Still, his 20 acres of the cane-like grass – which he turns into a sweet, amber-colored syrup at his own mill — makes him the largest sorghum grower in the Badger State.
Wittgreve, president of the National Sweet Sorghum Producers and Processors Association, said the amber-colored syrup is favored by some bakers and patrons of health food stores. It tastes like molasses, but is milder.
He said he expects to produce between 1,300 and 1,400 gallons of the gold-hued syrup this year – roughly 90 percent of the state’s total output.
Wittgreve, who earned a degree in agricultural engineering from Iowa State University in the late 1960s, has a fancy for doing things the old-fashioned way. Fittingly, sorghum production peaked in the United States late in the 19th Century.
Wittgreve also repairs dairy equipment, raises pumpkins and drives an Amish-built carriage pulled by a 2,000-pound Percheron draft horse for visitors to the 120-year old Osthoff Resort on the shores of Elkhart Lake.
“I like the diversity of all the things I do,” said Wittgreve. “It changes from season to season. I guess you could say I’m a Jack of all trades, like farmers traditionally had to be.”
Wittgreve got his first taste of sweet sorghum syrup as a child growing up near Reinbeck in northeastern Iowa.

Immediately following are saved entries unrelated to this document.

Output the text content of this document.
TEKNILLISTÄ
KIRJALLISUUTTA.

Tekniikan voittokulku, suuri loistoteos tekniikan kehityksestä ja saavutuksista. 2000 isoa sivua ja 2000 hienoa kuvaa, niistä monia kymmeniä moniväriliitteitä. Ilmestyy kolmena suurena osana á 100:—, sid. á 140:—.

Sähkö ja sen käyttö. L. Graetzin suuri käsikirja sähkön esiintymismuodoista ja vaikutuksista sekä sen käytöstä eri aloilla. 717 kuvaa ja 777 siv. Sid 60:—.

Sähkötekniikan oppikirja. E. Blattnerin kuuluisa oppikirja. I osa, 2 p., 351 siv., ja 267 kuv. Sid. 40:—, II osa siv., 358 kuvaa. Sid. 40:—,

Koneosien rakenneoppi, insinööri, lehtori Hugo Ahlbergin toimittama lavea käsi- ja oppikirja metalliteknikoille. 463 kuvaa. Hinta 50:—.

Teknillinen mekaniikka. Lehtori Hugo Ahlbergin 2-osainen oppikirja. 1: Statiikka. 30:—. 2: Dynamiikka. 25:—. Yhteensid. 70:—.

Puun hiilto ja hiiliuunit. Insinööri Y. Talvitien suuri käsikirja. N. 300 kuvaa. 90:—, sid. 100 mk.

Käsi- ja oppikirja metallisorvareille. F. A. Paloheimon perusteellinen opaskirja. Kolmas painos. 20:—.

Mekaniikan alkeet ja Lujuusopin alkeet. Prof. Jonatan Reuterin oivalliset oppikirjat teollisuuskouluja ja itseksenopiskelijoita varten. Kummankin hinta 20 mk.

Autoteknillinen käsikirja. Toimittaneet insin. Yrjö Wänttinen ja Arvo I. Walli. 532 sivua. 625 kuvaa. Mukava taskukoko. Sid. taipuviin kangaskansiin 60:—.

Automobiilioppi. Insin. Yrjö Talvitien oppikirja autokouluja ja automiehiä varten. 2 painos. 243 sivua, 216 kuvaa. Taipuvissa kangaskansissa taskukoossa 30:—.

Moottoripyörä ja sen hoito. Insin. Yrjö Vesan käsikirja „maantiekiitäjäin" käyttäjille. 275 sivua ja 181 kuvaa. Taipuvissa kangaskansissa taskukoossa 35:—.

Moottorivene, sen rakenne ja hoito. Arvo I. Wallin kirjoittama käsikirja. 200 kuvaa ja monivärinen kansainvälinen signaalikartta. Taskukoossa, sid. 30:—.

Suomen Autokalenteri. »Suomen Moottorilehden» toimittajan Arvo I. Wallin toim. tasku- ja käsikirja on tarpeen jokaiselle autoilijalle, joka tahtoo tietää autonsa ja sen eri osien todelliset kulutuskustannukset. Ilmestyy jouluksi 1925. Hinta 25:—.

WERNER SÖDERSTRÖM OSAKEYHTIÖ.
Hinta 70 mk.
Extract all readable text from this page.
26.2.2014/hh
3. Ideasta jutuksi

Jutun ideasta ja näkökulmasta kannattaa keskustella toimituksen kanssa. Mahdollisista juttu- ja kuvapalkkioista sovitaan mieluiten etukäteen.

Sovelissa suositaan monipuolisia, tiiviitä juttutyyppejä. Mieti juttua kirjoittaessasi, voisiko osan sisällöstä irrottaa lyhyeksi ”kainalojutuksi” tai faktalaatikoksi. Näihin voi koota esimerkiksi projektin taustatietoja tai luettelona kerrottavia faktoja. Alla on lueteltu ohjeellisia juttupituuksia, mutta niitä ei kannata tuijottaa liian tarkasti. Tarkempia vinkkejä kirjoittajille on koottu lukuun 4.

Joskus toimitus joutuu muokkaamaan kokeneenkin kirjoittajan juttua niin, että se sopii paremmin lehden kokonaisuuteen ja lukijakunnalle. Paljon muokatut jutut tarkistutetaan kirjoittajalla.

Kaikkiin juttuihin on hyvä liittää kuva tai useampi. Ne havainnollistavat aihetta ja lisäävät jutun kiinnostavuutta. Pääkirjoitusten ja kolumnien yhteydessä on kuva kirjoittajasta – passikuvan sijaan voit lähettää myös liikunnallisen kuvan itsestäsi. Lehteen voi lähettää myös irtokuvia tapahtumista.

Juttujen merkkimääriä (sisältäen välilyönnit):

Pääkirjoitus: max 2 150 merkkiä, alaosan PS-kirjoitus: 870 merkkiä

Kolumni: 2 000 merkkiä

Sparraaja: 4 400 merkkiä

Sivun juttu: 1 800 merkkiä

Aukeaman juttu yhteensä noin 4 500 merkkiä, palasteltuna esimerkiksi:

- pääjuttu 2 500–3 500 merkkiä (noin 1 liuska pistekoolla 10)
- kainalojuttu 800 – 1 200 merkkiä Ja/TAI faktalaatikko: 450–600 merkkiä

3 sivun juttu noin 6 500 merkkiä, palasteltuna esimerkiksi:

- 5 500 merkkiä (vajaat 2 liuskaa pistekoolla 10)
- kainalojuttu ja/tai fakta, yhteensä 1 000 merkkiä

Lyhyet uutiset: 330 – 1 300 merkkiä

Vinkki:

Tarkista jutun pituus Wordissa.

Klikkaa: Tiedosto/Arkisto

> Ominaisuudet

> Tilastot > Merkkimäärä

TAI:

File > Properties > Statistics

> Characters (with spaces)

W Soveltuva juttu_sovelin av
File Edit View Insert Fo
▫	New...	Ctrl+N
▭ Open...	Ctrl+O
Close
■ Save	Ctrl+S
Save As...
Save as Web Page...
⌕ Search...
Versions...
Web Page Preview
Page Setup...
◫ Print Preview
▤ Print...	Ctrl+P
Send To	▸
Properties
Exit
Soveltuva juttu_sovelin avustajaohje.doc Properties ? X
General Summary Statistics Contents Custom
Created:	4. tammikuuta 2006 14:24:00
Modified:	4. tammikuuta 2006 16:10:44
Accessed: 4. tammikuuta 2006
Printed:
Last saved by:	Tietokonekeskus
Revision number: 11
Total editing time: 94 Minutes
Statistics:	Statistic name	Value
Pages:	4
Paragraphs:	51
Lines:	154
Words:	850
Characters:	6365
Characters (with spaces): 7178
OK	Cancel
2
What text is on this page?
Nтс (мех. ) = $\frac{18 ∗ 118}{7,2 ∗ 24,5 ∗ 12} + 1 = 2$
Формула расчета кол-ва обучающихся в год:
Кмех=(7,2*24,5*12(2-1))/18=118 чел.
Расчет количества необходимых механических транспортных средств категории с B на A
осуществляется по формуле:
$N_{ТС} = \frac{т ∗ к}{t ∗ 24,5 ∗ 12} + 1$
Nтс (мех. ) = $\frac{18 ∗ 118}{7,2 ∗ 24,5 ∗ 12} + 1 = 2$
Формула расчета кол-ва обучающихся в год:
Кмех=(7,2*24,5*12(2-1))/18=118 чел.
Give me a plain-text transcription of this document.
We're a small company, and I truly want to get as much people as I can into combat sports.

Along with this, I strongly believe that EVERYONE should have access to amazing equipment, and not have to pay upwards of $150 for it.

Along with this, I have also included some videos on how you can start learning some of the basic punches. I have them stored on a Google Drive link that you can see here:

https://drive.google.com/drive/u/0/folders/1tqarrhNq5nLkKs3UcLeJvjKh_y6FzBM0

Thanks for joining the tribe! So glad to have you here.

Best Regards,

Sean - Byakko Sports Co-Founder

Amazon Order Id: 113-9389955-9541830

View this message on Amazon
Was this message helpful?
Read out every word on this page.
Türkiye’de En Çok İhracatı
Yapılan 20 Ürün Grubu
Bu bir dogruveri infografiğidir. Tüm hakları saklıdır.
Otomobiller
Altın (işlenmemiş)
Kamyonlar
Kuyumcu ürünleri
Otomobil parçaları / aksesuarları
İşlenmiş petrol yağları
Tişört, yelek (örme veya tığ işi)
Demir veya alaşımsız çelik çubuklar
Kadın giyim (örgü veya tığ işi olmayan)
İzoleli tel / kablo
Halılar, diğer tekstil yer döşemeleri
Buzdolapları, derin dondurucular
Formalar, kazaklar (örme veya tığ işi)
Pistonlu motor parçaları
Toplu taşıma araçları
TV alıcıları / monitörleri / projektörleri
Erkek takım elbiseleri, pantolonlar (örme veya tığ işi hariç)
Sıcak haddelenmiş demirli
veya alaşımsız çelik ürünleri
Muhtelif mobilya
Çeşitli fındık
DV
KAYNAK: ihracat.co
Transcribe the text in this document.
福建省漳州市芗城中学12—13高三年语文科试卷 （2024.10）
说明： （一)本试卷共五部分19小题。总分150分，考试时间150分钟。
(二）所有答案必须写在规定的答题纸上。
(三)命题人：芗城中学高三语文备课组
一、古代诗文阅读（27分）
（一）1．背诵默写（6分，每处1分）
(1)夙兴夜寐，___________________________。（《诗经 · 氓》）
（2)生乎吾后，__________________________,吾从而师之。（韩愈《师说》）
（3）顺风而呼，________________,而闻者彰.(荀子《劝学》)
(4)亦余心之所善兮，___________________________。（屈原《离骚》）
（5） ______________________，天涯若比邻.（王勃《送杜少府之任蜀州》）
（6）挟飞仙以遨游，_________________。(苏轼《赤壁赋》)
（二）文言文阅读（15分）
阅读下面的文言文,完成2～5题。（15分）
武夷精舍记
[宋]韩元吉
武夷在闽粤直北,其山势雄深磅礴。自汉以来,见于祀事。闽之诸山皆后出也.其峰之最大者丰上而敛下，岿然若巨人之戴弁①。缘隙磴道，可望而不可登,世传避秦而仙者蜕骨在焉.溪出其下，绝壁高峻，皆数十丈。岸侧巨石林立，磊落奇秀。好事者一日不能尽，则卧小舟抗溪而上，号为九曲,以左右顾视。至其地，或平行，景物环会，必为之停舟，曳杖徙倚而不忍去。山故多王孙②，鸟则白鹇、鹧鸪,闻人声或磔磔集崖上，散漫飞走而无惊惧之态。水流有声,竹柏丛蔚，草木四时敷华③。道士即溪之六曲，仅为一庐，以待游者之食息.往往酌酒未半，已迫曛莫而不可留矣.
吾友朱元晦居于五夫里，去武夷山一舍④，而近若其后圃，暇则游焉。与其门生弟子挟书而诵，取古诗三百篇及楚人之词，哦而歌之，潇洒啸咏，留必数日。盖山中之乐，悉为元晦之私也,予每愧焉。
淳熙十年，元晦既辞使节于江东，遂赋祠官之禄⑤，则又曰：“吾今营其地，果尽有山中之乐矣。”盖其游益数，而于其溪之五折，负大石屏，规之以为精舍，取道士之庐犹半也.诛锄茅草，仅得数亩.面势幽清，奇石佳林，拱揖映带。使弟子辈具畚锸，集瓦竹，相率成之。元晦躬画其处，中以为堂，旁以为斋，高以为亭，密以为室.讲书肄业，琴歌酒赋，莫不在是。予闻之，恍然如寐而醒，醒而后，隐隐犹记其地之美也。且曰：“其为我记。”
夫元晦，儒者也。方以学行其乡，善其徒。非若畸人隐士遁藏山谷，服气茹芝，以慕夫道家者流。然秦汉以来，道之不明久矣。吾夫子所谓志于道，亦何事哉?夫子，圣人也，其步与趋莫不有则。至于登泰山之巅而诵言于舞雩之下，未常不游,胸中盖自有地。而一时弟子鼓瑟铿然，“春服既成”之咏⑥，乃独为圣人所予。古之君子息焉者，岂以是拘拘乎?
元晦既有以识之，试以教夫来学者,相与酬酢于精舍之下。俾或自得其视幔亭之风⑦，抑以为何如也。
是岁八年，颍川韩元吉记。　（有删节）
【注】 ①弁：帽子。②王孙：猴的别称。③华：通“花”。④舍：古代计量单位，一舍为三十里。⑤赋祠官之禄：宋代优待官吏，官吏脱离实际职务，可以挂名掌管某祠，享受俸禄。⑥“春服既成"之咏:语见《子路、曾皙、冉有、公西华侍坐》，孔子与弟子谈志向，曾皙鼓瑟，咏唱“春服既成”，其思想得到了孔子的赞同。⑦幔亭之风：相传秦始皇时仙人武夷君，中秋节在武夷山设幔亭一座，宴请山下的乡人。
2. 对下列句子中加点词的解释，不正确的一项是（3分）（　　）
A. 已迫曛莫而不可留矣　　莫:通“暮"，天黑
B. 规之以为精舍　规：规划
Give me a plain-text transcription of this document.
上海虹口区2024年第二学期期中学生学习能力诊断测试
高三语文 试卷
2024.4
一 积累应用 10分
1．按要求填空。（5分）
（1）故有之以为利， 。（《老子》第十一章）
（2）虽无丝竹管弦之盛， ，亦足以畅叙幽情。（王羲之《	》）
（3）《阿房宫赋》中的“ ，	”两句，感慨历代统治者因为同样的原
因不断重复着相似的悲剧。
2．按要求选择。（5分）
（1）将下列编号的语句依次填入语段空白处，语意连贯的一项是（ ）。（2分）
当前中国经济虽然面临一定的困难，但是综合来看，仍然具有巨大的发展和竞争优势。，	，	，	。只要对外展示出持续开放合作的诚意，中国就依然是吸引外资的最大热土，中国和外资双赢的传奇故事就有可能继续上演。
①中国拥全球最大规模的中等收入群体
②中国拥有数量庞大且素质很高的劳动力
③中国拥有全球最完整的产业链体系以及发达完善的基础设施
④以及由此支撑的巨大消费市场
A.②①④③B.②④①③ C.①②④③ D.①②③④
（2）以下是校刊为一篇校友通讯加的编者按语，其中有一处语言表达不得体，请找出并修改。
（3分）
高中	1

“My grandfather, who grew the crop during the Depression, introduced me to it,” he said. “I liked the unique taste.”
Wittgreve was raised on a farm that grew corn and hay and raised cattle and hogs. He moved to Wisconsin in 1973 and now lives on a farm between Elkhart Lake and Kiel.
“I couldn’t find sorghum when I got here,” Wittgreve said. “And I thought because I farmed, I could grow it. So I read articles about the crop and did it.”
Once a major crop in the United States, Wittgreve said the country now has less than 500 growers.
“I don’t think anyone is making a living by growing it full-time,” he said. “I also believe only four or five of us are completely mechanized. Most are hobbyists because they like the taste.”
Wittgreve said sorghum was first cultivated thousands of years ago in Ethiopia and brought to the United States by slaves. It is now grown primarily in the South.
The peak for its production was in the 1880s, when more than 24 million gallons of the syrup were produced. It then began to decline and by 1975 – because of competition mainly from corn syrup – the U.S. Agricultural Census reported just 2,400 acres producing less than 400,000 gallons of syrup.
Since then, thanks to growers like Wittgreve, there has acreage planted in sweet sorghum has risen to between 25,000 and 30,000 acres.
Wittgreve said Midwestern farmers grew the purple-grained plant in part to replace imports from the South in the years prior to and during the Civil War.
By 1879, Wisconsin was processing 320,000 gallons of sorghum syrup annually. That paled compared to Southern states, which were producing 1.5 million gallons a year.
These days, Wittgreve sells his syrup by bulk over the Internet, by phone, at farmers’ markets, steam engine shows and at health food stores, including Outpost Natural Foods in the Milwaukee area.
“Folks can buy it in a four-ounce gift mug to a 55-gallon barrel for people who resell it or use it in bakeries,” he said.
Prices start at $5 for a pint to $8 for a quart. It is more expensive than molasses, a byproduct of sugar-making, but less expensive than maple syrup, which runs about $12 a quart.